- Known for: Battery technologies, energy storage
- Scientific career
- Fields: Materials chemistry
- Institutions: University of Technology Sydney

= Guoxiu Wang =

Australian materials scientist

Guoxiu Wang is an Australian-Chinese materials scientist and chemist known for his contributions in battery technologies, materials chemistry, electrochemistry, and energy storage. His research interests include lithium-ion batteries, lithium-air batteries, sodium-ion batteries, lithium-sulfur batteries, supercapacitors, hydrogen storage materials, graphene and MXenes.

== Education ==
Guoxiu Wang obtained his PhD in materials science from the University of Wollongong, Australia in 2001.

== Career ==
Guoxiu Wang is a distinguished professor at the University of Technology Sydney (2012–present) and director of the Centre for Clean Energy Technology (2010–Present). He was a Royal Society Wolfson Visiting Fellow at the University of Manchester, England.

Wang has delivered over 100 invited talks worldwide and has published over 700 refereed articles. He was listed by Clarivate Analytics as a highly cited researcher in the field of materials science for seven consecutive years (2018-2024) as well as in the field of chemistry (2018, 2022-2024).
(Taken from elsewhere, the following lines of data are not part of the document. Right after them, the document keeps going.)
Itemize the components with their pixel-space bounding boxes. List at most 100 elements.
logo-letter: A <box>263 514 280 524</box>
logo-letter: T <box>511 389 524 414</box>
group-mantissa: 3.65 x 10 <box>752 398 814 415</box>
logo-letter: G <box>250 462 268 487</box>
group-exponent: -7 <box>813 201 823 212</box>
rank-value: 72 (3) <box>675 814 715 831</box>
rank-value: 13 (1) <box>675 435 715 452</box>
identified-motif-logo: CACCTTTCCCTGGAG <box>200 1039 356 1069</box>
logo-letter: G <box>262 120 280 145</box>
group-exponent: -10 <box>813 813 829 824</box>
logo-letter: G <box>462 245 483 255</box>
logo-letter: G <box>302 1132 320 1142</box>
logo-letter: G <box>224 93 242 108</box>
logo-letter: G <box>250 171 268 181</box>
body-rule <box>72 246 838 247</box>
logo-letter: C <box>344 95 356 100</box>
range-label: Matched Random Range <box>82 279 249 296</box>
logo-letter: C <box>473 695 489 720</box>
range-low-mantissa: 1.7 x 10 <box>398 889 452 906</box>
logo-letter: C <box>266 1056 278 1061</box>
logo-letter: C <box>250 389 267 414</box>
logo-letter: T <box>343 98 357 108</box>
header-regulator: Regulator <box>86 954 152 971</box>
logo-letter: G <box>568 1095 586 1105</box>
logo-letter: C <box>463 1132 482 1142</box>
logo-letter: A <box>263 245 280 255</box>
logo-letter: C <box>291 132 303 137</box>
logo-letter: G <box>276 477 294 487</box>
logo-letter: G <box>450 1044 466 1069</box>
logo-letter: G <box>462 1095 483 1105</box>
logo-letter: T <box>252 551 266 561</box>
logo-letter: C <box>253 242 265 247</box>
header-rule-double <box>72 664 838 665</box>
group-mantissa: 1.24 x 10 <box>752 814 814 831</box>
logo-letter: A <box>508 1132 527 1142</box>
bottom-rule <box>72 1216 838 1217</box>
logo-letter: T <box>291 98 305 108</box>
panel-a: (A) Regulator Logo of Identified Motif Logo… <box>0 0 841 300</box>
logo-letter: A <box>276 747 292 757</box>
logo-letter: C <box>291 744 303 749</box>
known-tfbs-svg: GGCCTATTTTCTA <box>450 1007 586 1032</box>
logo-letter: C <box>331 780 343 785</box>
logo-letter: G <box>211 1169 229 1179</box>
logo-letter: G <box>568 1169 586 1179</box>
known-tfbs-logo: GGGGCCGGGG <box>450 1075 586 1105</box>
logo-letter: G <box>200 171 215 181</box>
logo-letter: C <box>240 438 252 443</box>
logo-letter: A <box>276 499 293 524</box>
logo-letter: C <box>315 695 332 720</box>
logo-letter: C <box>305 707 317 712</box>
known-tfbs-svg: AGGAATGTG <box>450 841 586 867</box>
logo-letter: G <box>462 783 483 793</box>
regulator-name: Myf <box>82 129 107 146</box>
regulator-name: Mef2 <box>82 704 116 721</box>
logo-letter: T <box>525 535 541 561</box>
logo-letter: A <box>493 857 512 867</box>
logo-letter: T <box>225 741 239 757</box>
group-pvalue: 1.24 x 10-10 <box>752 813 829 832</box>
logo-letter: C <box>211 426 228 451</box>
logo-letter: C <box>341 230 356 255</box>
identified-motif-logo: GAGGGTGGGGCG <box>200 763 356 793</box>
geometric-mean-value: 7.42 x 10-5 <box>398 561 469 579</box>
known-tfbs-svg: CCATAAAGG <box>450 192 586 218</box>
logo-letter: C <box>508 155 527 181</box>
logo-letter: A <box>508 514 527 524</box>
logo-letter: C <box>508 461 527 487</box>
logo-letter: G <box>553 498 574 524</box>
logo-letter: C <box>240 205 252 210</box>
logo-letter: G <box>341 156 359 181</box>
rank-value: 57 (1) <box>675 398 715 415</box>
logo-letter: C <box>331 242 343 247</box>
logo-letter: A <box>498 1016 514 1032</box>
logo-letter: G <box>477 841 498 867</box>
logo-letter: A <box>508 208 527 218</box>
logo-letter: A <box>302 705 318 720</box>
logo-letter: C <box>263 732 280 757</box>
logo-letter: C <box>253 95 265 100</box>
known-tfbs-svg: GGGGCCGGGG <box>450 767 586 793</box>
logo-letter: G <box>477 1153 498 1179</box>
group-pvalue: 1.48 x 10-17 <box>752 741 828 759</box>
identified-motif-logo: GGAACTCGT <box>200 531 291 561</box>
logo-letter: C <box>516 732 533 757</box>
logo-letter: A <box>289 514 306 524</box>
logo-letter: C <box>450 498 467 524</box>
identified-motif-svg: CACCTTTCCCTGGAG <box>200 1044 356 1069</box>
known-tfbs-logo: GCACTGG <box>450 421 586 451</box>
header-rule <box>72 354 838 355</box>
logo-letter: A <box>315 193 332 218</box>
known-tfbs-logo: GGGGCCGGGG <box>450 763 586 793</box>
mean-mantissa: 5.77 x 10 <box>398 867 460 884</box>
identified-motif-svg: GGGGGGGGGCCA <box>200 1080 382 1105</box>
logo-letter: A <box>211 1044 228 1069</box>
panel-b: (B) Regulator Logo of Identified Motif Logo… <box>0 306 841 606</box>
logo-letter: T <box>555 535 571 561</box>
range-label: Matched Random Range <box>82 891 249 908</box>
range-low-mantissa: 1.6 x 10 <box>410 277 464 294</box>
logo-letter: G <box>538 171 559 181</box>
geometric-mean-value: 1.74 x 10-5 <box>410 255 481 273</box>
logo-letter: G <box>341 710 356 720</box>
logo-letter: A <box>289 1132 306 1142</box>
Currently, he serves as an associate editor for Energy Storage Materials (Elsevier) and Electrochemical Energy Reviews (Springer Nature).

== Honours and awards ==

In 2017, Wang was made a Fellow of the Royal Society of Chemistry (FRSC). He became a Fellow of the International Society of Electrochemistry (ISE) in 2018, and in 2020 became a Fellow of the European Academy of Sciences

He received the 2022-2025 Research.com Materials Science in Australia Leader Award. In 2024, he was awarded the Australian Research Council Industry Laureate Fellowship. He was elected a Fellow of the Australian Academy of Science in May 2025 and Fellow of the Australian Academy of Technological Sciences & Engineering (ATSE) in September 2025.